Forty years ago, I started ancient coin sales. With a xeroxed listing, illustrated by just putting a few coins on the copier. The crappiest images imaginable.

A letter from someone in Greece requested the catalog, making it sound like those few pitiful pictures were somehow important. I thought he must be a weirdo.

But that was “BCD” — he likes to be kind of anonymous — who I eventually learned is in fact the greatest collector ever of ancient Greek coins. Not only collecting them, but building the world’s greatest library devoted to them. Open to other researchers, as a resource for study of every minute variation, thus seeking to include every publication that ever illustrated an ancient Greek coin. Hence his interest in my own humble productions. BCD’s quest left no stone unturned.

He became a regular correspondent, a sometime coin buyer, and I’d often ship him boxfuls of publications I’d acquired.* He even sent me a few coins to sell for him. (I remember a dual portrait bronze of Octavian and Zenodoros, a local potentate in Chalkis, rather uncommon, that fetched a strong price.) When in 1992 I mentioned a forthcoming tourist trip to Greece, he invited us to visit. I recall eagerly sharing this exciting news with my wife — just as she was sharing hers of a positive pregnancy test!

So we got to see the actual BCD library. Tucked away in a building in Athens, it was an impressive full-scale facility, employing a full-time librarian, Pat Felch. (My wife was a professional librarian too.) Then the four of us went out to dinner.

Over the decades, I’ve regularly encountered BCD at the annual New York international coin shows; unfailingly gracious, he’s bought some of my (non-numismatic) books and has even posted comments on my blog.

Now well past eighty, his coins were pretty much all sold over the years, with some major auctions (spread among many different firms) each devoted to just one Greek locale.

The collection was immense; when I visited Classical Numismatic Group in Pennsylvania, a top ancient coin company, I was shown a cabinet taller than me and told it contained all BCD coins. Recognizable by his meticulously hand-written identifying tags — so frequently found with coins of Larissa, in particular, that in my own auctions I’ll sometimes write up a Larissan piece saying “NOT ex-BCD and rare thus!”**

Still it was a shock to see announcement of the BCD Library Sale. By Kolbe & Fanning, the leading numismatic booksellers. I can’t begin to imagine what was involved in transporting this huge library from Athens to Ohio where K&F operates.

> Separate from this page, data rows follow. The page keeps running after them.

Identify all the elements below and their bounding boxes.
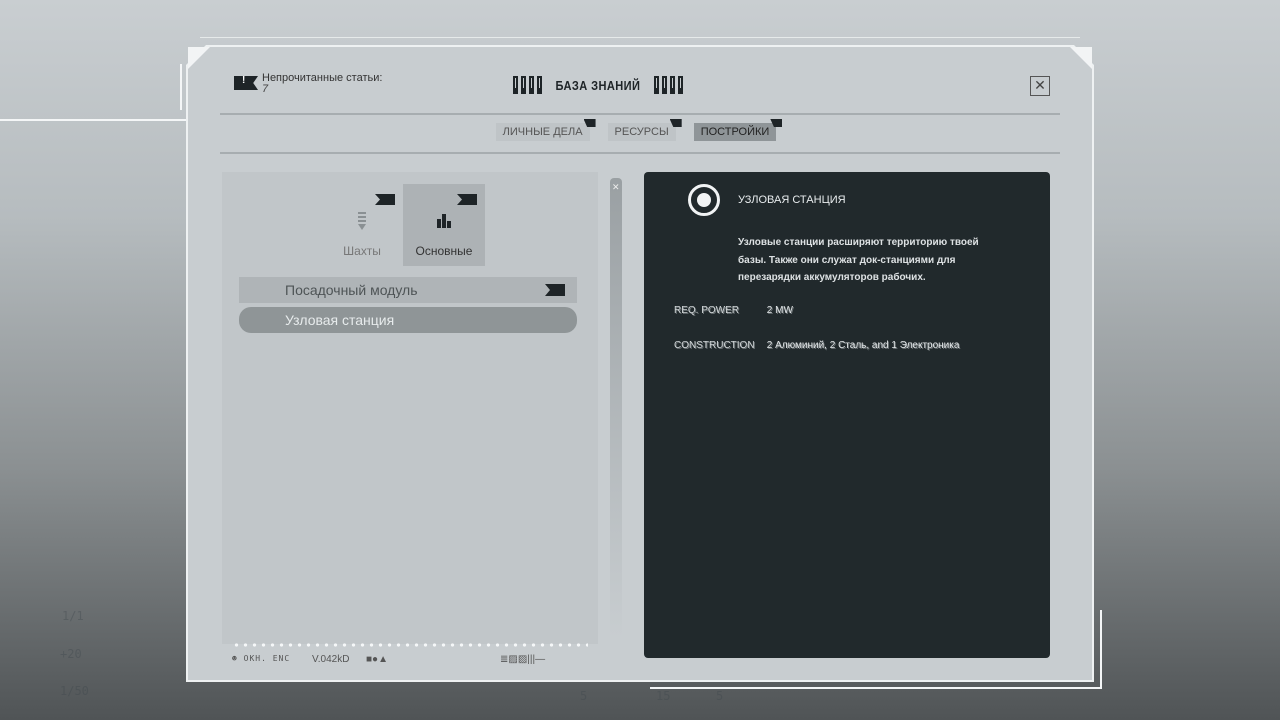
hud-line-right-vertical xyxy=(1100,610,1102,688)
detail-title: УЗЛОВАЯ СТАНЦИЯ xyxy=(738,194,846,206)
hud-resource-2: 15 xyxy=(656,689,671,703)
tab-resources[interactable]: РЕСУРСЫ xyxy=(607,119,682,141)
shapes-icon: ■●▲ xyxy=(366,654,388,665)
close-button[interactable]: ✕ xyxy=(1030,76,1050,96)
hud-counter-3: 1/50 xyxy=(60,684,89,698)
hud-line-top xyxy=(200,37,1080,38)
footer-env-label: ☻ OKH. ENC xyxy=(232,654,291,663)
scroll-close-icon: ✕ xyxy=(612,182,620,192)
page-title: БАЗА ЗНАНИЙ xyxy=(513,76,683,94)
footer-version: V.042kD xyxy=(312,654,350,665)
tab-flag-icon xyxy=(669,119,682,127)
category-basic[interactable]: Основные xyxy=(403,184,485,266)
panel-corner-top-left xyxy=(188,47,210,69)
category-flag-icon xyxy=(457,194,477,205)
divider-tabs xyxy=(220,152,1060,154)
list-item-landing-module[interactable]: Посадочный модуль xyxy=(239,277,577,303)
detail-description: Узловые станции расширяют территорию тво… xyxy=(738,237,979,283)
category-label: Шахты xyxy=(343,244,381,258)
tab-flag-icon xyxy=(583,119,596,127)
unread-articles[interactable]: ! Непрочитанные статьи: 7 xyxy=(234,72,382,95)
prop-construction: CONSTRUCTION 2 Алюминий, 2 Сталь, and 1 … xyxy=(674,340,960,351)
category-label: Основные xyxy=(415,244,473,258)
unread-flag-icon: ! xyxy=(234,76,258,90)
category-flag-icon xyxy=(375,194,395,205)
tab-personal-files[interactable]: ЛИЧНЫЕ ДЕЛА xyxy=(495,119,596,141)
hud-counter-1: 1/1 xyxy=(62,609,84,623)
target-icon xyxy=(688,184,720,216)
hud-counter-2: +20 xyxy=(60,647,82,661)
prop-req-power: REQ. POWER 2 MW xyxy=(674,305,793,316)
skull-icon: ☻ xyxy=(232,654,238,663)
drill-icon xyxy=(321,212,403,235)
list-item-node-station[interactable]: Узловая станция xyxy=(239,307,577,333)
hud-line-left xyxy=(0,119,200,121)
footer-code: ≣▨▨|||— xyxy=(500,654,546,665)
title-decor-right-icon xyxy=(653,76,683,94)
tab-flag-icon xyxy=(770,119,783,127)
detail-pane: УЗЛОВАЯ СТАНЦИЯ Узловые станции расширяю… xyxy=(644,172,1050,658)
tab-bar: ЛИЧНЫЕ ДЕЛА РЕСУРСЫ ПОСТРОЙКИ xyxy=(0,119,1276,141)
title-decor-left-icon xyxy=(513,76,542,94)
category-mines[interactable]: Шахты xyxy=(321,184,403,266)
panel-corner-top-right xyxy=(1070,47,1092,69)
tab-buildings[interactable]: ПОСТРОЙКИ xyxy=(693,119,783,141)
divider-top xyxy=(220,113,1060,115)
hud-resource-3: 5 xyxy=(716,689,724,703)
dotted-divider xyxy=(232,643,588,647)
item-flag-icon xyxy=(545,284,565,296)
scrollbar[interactable] xyxy=(610,178,622,638)
unread-label: Непрочитанные статьи: xyxy=(262,72,383,84)
title-text: БАЗА ЗНАНИЙ xyxy=(555,77,641,93)
unread-count: 7 xyxy=(262,83,269,95)
hud-line-left-vertical xyxy=(180,64,182,110)
buildings-icon xyxy=(403,212,485,233)
hud-resource-1: 5 xyxy=(580,689,588,703)
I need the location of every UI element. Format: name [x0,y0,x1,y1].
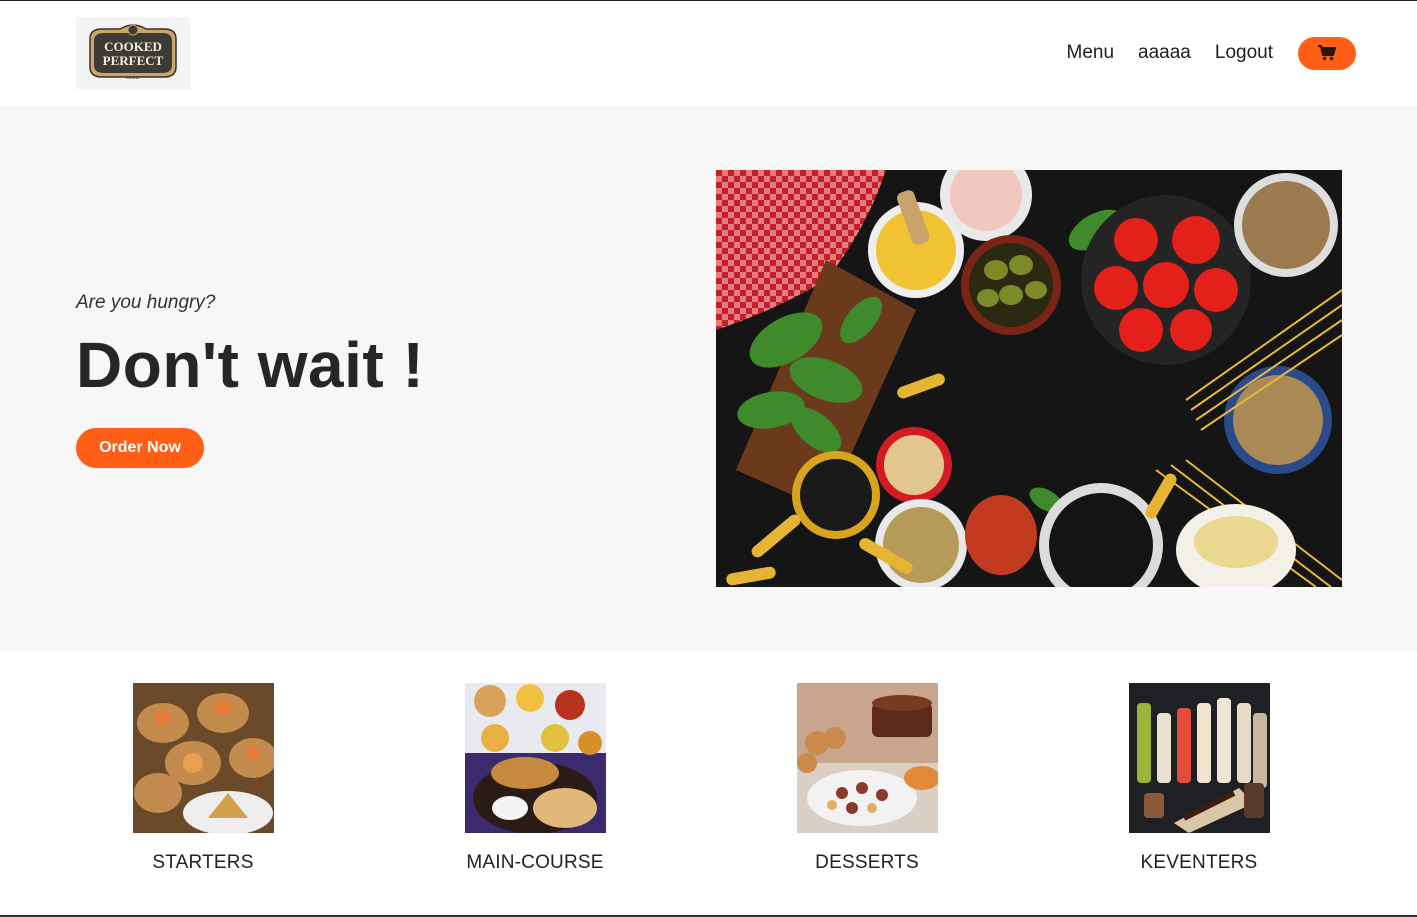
category-label: STARTERS [152,852,254,873]
nav-link-logout[interactable]: Logout [1215,42,1273,64]
category-label: MAIN-COURSE [466,852,604,873]
main-course-image [464,683,606,833]
hero-title: Don't wait ! [76,329,425,401]
starters-image [132,683,274,833]
svg-text:COOKED: COOKED [104,39,162,54]
keventers-image [1128,683,1270,833]
cart-button[interactable] [1298,36,1356,70]
hero-tagline: Are you hungry? [76,292,216,313]
logo-badge-icon: COOKED PERFECT BRAND [89,24,177,80]
main-nav: Menu aaaaa Logout [1067,36,1356,70]
desserts-image [796,683,938,833]
category-main-course[interactable]: MAIN-COURSE [435,683,635,874]
category-keventers[interactable]: KEVENTERS [1099,683,1299,874]
order-now-button[interactable]: Order Now [76,428,204,468]
ingredients-illustration [716,170,1342,587]
brand-logo[interactable]: COOKED PERFECT BRAND [76,17,190,89]
hero-food-image [716,170,1342,587]
svg-text:PERFECT: PERFECT [103,53,164,68]
svg-text:BRAND: BRAND [126,75,140,80]
shopping-cart-icon [1318,45,1336,61]
hero-section: Are you hungry? Don't wait ! Order Now [0,106,1417,651]
category-label: DESSERTS [815,852,919,873]
nav-link-menu[interactable]: Menu [1067,42,1115,64]
navbar: COOKED PERFECT BRAND Menu aaaaa Logout [0,1,1417,105]
nav-link-user[interactable]: aaaaa [1138,42,1191,64]
category-desserts[interactable]: DESSERTS [767,683,967,874]
categories-section: STARTERS MAIN-COURSE DESSERTS KEVENTERS [0,651,1417,915]
category-starters[interactable]: STARTERS [103,683,303,874]
category-label: KEVENTERS [1140,852,1258,873]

I’ve had a long relationship with them too. In their periodic online book sales, I make schnorrer offers for leftovers, and they’ll send me two or three big carefully packed boxes, replenishing my supply of plastic bags and bubble wrap. (So frugal I even salvage the tape.) Meantime, their catalogs are trips down memory lane for me, full of names with personal resonance; so many of them gone.

The BCD catalog duly arrived, explaining that efforts were made to find a permanent new home for the library, by donation, but there were no takers, no institution willing to deal with the logistics and expense of accommodating it. So it’s being sold piecemeal at auction. A sad commentary on our modern world, actually.

I myself have found that with so much numismatic information now available online, demand for physical reference material isn’t what it used to be. But, a saving grace, such items have become collectibles themselves, with antiquarian value.

The 600-lot sale is February 17, just the first of many. (Not yet including what I assume is BCD’s complete run of all 123 Frank S. Robinson ancient coin auctions; likely the only such in existence, as my own file somehow lacks one or two.) Here’s the link: https://bid.numislit.com/

Perusing auction catalogs can give me an odd unsettling feeling. Seeing what huge effort some passionate collector had devoted to assembling his holdings. Now they’re being dispersed, a testament to how ephemeral such human endeavor so often is.

Applicable in my own case; for instance I’ve carefully preserved the hardbound 2013 German auction catalog with my name on the cover, selling my collection of Chinese cast cash. I loved building that collection, was very proud of the achievement, and it would be extremely hard to replicate today. Yet it’s like dropping a cupful of water in the ocean. A decade later, who cares? Who will care in a century? A millennium?

And so the closing words in one of the BCD catalog’s prefaces, penned by Dr. Alan Walker (another inimitable numismatic personage I’ve long known):

“My name is BCD, Greatest of Collectors: look upon my works ye mighty and despair! The empty trays and bare shelves stretch far away.”

* * *

* There was a cheap seamail rate. Today it’s prohibitively expensive.

** When I googled for a picture of a BCD tag for use here, I found several. And a tag from Nick Economopoulos, one of my favorite coin dealers, citing a BCD provenance — which also had my own handwriting on it!